Mohamed Sanu vs. K'Waun Williams – This one is a bit of a sleeper play, as Sanu doesn’t always get the target load he needs to have a great fantasy day. That said, the Cleveland Browns rank 24th in numberFire’s defensive passing metrics as a team, and Williams in particular has been bad. He’s allowing the seventh-most receiving yards per snap of slot cornerbacks over the last month, and has only forced one incompletion on 12 targets.
Rueben Randle vs. Buster Skrine – Randle has progressed immensely as a wide receiver this year, and he ranks 12th in Reception NEP per play among wide receivers with at least 45 targets this year. With Darrelle Revis out for the New York Jets, every cornerback will shuffle up one spot in coverage, putting Skrine on Randle. Skrine is allowing an 81.0% catch rate to opposing wideouts.
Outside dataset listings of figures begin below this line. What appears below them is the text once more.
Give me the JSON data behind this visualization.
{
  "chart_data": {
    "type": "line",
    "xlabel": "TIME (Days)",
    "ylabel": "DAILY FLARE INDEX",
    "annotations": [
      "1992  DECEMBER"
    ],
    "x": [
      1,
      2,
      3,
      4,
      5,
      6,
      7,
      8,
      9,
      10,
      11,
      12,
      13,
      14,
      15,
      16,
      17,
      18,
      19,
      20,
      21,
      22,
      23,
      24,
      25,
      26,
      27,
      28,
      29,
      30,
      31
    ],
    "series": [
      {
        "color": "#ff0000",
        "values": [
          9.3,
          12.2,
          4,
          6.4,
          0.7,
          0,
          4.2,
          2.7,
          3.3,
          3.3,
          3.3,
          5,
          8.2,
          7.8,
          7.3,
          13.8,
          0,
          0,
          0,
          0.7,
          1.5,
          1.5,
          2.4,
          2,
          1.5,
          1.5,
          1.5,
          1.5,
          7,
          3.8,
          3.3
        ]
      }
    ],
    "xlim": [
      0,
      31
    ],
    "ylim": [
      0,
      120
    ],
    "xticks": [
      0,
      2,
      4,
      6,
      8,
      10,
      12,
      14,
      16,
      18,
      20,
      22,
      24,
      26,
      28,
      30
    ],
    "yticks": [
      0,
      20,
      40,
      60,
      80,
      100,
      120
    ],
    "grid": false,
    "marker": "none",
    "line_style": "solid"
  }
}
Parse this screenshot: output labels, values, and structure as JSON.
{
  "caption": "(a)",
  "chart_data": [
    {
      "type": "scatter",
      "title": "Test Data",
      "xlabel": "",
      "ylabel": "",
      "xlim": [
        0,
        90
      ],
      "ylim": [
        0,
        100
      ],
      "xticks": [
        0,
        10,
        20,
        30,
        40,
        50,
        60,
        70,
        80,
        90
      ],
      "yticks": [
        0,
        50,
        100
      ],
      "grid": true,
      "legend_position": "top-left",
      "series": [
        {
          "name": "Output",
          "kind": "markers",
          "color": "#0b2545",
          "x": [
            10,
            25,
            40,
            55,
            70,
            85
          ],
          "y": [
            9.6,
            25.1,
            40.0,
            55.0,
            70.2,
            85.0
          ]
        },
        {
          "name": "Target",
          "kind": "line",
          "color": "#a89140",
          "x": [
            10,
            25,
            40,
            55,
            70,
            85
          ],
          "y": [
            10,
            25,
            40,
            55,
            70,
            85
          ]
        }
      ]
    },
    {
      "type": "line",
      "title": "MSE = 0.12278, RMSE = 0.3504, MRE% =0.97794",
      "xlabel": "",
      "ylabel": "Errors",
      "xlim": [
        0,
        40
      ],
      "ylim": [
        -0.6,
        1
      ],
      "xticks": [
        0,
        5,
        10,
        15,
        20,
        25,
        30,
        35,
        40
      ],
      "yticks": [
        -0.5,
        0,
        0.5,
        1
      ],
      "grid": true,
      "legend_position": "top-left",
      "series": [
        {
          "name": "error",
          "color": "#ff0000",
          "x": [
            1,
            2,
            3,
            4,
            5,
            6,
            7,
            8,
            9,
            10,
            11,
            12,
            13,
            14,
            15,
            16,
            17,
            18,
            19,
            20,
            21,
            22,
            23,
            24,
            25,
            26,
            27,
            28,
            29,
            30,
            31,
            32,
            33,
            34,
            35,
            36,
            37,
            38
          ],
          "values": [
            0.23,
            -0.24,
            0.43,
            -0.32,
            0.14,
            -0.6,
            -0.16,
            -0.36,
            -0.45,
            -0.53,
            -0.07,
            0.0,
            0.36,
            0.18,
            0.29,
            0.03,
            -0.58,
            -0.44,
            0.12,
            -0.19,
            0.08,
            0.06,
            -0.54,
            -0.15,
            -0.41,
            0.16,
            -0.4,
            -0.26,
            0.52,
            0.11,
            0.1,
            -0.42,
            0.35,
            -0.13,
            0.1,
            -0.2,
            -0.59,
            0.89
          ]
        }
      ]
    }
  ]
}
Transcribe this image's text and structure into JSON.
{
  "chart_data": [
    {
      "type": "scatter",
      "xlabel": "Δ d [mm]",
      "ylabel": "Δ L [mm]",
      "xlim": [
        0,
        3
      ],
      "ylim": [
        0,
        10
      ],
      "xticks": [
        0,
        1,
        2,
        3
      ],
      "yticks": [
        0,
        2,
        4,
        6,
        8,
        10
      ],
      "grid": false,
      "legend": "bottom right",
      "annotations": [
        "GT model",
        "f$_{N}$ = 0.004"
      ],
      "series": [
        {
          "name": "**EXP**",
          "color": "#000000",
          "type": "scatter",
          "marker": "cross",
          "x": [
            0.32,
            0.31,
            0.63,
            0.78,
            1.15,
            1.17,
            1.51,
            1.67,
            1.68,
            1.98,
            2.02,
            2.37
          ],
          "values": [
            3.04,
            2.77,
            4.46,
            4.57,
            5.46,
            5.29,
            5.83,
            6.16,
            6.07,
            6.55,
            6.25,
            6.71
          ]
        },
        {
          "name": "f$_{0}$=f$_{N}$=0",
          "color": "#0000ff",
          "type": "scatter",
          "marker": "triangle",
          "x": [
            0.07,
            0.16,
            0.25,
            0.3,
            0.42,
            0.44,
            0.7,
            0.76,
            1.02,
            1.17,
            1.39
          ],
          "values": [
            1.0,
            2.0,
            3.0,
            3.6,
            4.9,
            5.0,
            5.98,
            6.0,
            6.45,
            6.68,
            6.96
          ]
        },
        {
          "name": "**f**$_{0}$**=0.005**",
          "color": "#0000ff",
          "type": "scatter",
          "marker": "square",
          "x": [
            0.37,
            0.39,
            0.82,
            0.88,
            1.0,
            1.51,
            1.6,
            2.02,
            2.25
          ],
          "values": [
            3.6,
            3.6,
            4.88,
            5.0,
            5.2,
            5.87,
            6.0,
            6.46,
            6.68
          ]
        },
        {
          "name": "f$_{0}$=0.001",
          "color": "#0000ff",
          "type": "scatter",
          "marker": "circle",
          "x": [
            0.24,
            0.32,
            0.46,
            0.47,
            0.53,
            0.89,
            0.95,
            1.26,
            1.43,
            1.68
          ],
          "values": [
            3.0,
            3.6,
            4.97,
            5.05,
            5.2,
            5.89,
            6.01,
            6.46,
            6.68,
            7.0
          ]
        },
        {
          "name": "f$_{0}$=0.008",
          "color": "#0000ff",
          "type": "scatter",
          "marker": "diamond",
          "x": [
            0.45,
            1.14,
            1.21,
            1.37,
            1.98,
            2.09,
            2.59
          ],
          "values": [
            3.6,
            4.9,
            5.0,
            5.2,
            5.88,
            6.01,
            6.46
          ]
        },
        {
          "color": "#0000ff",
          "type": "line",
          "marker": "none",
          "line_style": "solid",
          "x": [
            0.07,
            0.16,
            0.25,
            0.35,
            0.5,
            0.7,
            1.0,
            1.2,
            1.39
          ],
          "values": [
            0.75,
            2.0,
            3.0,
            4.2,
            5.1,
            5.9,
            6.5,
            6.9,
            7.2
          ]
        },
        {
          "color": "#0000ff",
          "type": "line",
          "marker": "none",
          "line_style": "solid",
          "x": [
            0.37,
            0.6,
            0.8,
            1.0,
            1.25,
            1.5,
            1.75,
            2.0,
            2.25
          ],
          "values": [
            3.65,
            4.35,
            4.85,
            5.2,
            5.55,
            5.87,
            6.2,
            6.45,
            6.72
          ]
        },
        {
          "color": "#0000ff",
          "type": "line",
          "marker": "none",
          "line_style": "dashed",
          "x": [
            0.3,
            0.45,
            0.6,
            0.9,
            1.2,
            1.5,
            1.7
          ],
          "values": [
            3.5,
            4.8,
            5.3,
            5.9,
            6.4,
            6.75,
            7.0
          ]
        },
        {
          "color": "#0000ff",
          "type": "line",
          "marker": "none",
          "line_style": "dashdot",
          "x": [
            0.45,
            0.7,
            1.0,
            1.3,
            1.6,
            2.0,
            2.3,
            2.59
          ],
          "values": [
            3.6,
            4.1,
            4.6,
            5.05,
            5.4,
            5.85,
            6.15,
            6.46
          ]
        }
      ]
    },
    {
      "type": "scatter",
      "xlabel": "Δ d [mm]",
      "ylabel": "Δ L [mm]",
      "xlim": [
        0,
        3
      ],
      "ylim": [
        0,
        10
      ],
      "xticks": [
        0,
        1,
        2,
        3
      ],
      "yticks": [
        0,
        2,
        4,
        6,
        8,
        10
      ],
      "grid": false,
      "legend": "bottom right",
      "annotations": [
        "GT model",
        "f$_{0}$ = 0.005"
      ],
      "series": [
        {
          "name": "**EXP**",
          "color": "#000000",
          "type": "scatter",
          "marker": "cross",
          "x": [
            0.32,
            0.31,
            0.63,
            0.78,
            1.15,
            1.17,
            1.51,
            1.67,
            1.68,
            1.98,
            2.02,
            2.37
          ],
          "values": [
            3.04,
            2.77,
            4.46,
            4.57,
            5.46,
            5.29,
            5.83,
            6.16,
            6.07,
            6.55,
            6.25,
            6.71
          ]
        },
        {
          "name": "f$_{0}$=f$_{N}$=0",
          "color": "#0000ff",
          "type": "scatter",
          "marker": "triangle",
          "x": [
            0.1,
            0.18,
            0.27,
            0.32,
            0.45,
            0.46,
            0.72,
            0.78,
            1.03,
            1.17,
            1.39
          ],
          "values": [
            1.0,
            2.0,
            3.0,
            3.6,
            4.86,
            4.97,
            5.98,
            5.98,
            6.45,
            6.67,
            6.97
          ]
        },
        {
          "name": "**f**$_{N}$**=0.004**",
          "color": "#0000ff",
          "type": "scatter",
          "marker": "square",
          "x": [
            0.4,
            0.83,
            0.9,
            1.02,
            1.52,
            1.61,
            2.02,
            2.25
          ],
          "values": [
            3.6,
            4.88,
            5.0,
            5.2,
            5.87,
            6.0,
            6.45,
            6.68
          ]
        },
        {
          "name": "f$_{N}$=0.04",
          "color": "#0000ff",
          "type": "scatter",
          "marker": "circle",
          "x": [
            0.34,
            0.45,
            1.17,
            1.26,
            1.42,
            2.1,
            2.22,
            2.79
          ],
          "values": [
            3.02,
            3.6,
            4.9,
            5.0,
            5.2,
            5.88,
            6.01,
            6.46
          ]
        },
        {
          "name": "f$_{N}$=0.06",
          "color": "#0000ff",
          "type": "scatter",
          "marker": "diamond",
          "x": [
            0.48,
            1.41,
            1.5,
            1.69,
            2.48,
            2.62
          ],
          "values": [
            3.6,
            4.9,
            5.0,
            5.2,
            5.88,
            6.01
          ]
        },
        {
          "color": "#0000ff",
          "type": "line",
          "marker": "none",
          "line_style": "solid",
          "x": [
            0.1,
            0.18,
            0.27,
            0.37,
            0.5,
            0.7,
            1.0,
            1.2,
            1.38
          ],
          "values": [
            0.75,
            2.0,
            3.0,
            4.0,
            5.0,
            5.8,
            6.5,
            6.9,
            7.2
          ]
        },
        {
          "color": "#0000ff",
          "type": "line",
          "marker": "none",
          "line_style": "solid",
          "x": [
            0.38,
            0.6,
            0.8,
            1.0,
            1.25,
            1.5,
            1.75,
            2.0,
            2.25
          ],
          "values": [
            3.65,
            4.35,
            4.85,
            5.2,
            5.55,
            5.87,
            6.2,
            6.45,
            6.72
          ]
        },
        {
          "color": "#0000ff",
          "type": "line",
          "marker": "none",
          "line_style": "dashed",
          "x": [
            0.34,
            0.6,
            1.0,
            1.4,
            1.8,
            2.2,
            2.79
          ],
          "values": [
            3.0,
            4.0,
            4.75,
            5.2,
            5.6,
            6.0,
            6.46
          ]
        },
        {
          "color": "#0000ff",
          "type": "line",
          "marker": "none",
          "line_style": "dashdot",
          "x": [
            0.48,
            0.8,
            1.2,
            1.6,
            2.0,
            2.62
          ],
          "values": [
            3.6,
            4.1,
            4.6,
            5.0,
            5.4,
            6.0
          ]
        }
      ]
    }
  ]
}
Jamison Crowder vs. Byron Jones – More exploitation of what should be a high-offense Dallas versus Washington game: Crowder has seen a diminished role due to Jackson’s return over the last month, but if he can scrounge up the volume to contribute, he could make a mark here. Byron Jones has been the worst slot cornerback in the NFL over the last month, allowing a whopping 3.22 receiving yards per snap; the next worst is 2.04.